There was a little prove people wrong fueling Jordan Eberle's game one playoff performance against the Pittsburgh Penguins on Wednesday night. One of those people was himself.
Eberle was stung from his trip to the 2017 playoffs, where he recorded a pair of assists in 13 games with the Edmonton Oilers, his lone trip to the playoffs up until this season. The feeling of a sub-standard playoff ate at Eberle over the past two years, so he was determined to change things in a second chance with the Isles.
"I had waited so long to get into the playoffs, finally had a chance and didn't play well," Eberle said. "You try and move on from it and it sucks. You don't ever want that title. It definitely motivated me throughout the last couple of years. You finally get an opportunity here and it's something you don't want to let it down."
With that in his mind, Eberle shot out of a cannon on Wednesday night. The 28-year-old winger put the Islanders ahead 1-0, stopping an Adam Pelech point shot, turning and sliding it through Matt Murray's five-hole at 1:40. Later in the period, Eberle, working down low on the Isles first power-play unit, opened up Kris Letang before feeding a backhand pass to Brock Nelson for the 2-1 tally. Eberle nearly had a second on the Isles next power play, pulling the puck out of a scrum before being denied on a good save by Murray.
Video: PIT@NYI, Gm1: Eberle slips home first playoff goal
"I think he's excited to be playing playoff hockey," Head Coach Barry Trotz said after game one. "He was dancing today and he had a lot of good looks. His strength on the puck, he was getting to the dirty areas and doing all those things you need to do in the playoffs tonight."
Eberle finished the regular season with 37 points (19G, 18A) in 78 games, his fewest since the lockout-shortened 2012-13 season. But the nine-year NHL veteran finished the season strong, scoring five goals in the final seven games, including a pair of goals in the Isles' stunning comeback in Winnipeg. He's done it by playing a more assertive brand of hockey and getting to the interior of the ice, exactly where he scored his game one goal.
"The last 10 or 15 games or so he's been definitely one of our best players and burying and going to the net," linemate Mathew Barzal said. "He's a super smart player and his numbers this year have disguised how he's been playing."
Eberle, a six-time, 20-goal scorer, said he's been playing with confidence down the stretch and that bodes well for himself and the Islanders. Still, as much of a relief as it was to score his first playoff goal, there's more work to be done before he can call this postseason a success.

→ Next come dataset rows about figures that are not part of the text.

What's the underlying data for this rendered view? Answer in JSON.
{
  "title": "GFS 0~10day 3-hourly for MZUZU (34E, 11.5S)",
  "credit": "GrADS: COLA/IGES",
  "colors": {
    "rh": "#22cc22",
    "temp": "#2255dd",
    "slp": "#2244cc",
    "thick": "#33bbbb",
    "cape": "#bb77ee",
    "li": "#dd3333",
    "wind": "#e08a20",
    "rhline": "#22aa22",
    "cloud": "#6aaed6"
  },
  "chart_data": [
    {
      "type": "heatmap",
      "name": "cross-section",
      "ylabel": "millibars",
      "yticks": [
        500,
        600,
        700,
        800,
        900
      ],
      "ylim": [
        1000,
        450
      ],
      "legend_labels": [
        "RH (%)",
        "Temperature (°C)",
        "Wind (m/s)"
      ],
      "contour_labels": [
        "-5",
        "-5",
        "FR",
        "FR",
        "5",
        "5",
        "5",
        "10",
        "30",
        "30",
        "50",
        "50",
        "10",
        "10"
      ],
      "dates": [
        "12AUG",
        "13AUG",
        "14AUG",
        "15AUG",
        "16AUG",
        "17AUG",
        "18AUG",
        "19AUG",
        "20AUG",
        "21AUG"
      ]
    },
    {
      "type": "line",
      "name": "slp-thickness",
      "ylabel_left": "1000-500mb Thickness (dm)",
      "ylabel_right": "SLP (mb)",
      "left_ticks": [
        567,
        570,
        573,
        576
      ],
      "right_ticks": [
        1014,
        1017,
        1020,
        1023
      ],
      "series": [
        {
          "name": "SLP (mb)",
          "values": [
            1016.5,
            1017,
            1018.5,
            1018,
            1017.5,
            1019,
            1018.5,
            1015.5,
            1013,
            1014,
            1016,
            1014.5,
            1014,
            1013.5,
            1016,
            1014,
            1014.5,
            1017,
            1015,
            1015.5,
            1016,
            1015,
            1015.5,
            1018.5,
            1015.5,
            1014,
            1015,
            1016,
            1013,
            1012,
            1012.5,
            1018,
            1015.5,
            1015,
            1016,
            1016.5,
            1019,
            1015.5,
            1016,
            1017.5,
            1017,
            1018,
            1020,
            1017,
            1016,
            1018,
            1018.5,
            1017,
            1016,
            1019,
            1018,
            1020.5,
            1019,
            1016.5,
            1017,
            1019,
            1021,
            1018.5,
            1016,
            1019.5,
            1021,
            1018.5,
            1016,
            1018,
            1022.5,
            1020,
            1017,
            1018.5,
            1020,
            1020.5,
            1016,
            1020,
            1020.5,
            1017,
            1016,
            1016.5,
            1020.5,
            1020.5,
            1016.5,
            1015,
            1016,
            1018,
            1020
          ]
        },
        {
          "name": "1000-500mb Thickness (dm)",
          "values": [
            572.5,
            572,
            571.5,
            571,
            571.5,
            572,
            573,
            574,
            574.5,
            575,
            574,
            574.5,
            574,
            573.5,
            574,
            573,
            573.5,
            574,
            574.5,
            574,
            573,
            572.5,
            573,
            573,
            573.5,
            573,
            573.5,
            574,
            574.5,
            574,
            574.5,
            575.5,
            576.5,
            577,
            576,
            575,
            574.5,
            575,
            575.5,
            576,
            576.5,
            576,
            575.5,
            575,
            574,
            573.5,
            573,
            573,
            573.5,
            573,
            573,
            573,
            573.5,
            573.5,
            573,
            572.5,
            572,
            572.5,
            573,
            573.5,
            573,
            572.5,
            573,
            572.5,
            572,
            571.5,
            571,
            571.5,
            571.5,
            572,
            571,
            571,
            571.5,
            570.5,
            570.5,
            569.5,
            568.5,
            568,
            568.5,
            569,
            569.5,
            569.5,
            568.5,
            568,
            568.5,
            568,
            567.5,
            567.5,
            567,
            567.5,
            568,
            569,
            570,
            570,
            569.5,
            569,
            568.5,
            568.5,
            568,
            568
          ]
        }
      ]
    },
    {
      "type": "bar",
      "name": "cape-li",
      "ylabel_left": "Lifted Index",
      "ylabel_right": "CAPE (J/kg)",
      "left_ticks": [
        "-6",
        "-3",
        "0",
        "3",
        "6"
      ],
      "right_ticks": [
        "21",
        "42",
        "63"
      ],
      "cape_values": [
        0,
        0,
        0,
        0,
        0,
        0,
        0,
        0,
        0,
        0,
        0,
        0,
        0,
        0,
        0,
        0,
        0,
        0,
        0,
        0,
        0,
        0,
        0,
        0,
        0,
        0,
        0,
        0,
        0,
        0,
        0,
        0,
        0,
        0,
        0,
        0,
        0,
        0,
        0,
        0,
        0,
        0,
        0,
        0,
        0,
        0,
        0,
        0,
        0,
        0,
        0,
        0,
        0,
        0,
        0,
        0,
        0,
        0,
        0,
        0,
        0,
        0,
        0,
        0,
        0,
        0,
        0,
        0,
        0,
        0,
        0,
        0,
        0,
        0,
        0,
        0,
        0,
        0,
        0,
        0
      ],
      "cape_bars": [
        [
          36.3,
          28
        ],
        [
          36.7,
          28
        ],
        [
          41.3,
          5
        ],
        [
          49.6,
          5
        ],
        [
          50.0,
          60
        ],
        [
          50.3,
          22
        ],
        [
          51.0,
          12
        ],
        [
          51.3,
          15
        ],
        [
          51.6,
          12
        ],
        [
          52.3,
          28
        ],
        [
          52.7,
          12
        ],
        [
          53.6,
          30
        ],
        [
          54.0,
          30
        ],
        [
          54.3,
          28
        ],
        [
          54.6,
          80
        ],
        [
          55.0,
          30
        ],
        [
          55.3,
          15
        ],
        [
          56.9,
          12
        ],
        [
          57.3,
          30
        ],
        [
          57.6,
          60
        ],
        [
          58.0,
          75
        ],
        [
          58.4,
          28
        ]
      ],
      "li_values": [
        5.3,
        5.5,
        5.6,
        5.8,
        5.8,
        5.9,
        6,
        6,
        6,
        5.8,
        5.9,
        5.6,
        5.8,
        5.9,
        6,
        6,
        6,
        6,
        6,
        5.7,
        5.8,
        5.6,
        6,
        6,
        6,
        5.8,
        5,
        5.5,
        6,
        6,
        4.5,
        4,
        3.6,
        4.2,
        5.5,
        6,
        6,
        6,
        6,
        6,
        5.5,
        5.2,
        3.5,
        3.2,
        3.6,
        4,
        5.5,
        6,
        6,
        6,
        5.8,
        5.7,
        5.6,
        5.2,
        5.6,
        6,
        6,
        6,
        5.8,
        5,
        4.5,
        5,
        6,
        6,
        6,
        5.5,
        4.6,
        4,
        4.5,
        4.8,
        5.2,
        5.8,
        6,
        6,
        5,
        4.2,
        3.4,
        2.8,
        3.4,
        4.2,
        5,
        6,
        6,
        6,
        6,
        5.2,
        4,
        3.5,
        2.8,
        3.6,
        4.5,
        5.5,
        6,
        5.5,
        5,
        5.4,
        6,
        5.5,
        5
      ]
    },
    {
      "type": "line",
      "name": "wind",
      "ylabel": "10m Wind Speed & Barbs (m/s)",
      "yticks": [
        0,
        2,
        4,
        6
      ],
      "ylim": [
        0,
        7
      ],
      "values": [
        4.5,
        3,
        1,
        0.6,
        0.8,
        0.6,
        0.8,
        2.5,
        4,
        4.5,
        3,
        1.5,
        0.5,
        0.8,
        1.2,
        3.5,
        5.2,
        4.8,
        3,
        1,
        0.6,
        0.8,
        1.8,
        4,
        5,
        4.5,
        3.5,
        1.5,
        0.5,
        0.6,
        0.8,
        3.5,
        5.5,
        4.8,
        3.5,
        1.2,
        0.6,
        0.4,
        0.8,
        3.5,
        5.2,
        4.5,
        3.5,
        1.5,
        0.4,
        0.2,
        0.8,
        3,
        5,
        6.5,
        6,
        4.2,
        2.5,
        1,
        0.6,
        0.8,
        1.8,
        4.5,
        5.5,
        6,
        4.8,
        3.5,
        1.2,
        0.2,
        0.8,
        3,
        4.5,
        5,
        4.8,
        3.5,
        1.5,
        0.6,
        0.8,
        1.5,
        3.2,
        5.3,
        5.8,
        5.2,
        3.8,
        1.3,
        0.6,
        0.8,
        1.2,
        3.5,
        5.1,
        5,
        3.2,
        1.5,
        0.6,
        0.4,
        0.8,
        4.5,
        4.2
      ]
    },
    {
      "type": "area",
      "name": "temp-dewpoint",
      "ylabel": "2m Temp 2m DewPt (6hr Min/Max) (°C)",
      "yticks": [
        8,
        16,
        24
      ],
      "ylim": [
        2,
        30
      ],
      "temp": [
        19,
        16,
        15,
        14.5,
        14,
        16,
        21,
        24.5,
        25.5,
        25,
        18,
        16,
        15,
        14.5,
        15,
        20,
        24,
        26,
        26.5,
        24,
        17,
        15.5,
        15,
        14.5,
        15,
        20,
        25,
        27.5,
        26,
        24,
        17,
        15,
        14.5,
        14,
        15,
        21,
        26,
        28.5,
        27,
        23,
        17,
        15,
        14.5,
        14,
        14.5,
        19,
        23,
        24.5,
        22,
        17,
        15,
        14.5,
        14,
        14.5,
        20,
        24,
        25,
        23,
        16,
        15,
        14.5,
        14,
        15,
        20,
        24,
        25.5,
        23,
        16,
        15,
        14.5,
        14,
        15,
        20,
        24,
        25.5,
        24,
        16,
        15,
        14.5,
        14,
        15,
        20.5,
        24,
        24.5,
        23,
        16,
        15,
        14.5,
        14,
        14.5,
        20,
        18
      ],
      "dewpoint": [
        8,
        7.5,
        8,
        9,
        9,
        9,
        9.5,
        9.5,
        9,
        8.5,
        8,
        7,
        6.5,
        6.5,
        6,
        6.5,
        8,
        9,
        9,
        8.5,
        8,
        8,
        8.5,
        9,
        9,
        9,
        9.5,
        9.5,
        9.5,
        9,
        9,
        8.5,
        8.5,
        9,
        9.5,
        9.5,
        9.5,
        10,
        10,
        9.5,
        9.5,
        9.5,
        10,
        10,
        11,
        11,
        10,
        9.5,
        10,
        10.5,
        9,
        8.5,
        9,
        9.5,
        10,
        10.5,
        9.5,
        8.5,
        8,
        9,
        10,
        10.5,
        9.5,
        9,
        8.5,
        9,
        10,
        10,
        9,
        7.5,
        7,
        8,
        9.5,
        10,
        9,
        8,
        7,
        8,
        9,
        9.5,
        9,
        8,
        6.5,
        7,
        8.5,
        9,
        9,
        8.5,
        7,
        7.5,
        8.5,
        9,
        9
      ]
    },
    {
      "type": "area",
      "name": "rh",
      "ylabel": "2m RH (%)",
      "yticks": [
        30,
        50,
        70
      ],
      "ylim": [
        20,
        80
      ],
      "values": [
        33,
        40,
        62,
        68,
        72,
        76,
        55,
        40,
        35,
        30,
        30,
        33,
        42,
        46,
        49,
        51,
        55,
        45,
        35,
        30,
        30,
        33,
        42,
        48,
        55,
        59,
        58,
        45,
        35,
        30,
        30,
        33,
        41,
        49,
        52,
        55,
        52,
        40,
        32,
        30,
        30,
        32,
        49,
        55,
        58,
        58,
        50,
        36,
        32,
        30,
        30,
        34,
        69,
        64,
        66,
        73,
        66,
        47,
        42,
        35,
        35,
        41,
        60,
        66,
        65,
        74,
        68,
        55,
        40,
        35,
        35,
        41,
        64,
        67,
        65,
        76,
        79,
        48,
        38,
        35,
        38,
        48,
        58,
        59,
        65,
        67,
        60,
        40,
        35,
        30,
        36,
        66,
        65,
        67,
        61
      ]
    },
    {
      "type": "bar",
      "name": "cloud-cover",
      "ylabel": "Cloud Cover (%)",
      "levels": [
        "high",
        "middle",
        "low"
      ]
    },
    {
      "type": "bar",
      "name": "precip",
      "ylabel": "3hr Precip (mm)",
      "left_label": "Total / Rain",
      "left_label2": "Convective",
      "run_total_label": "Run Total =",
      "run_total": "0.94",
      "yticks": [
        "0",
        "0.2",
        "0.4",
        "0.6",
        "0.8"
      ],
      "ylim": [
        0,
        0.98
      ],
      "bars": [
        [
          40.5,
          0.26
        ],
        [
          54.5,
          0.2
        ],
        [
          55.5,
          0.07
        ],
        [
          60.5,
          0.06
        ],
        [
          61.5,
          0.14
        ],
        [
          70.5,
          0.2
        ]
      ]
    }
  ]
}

"That takes a weight off your shoulders. Any time you've had heartache or distress, anything positive that can come in the same situation [is good]," Trotz said. "Sometimes you have to fail a little bit to have success. I think maybe took that to heart a bit and wanted to prove to everybody that he was going to have a good playoffs. It's a good start, but it's only one game. No career was made after one game."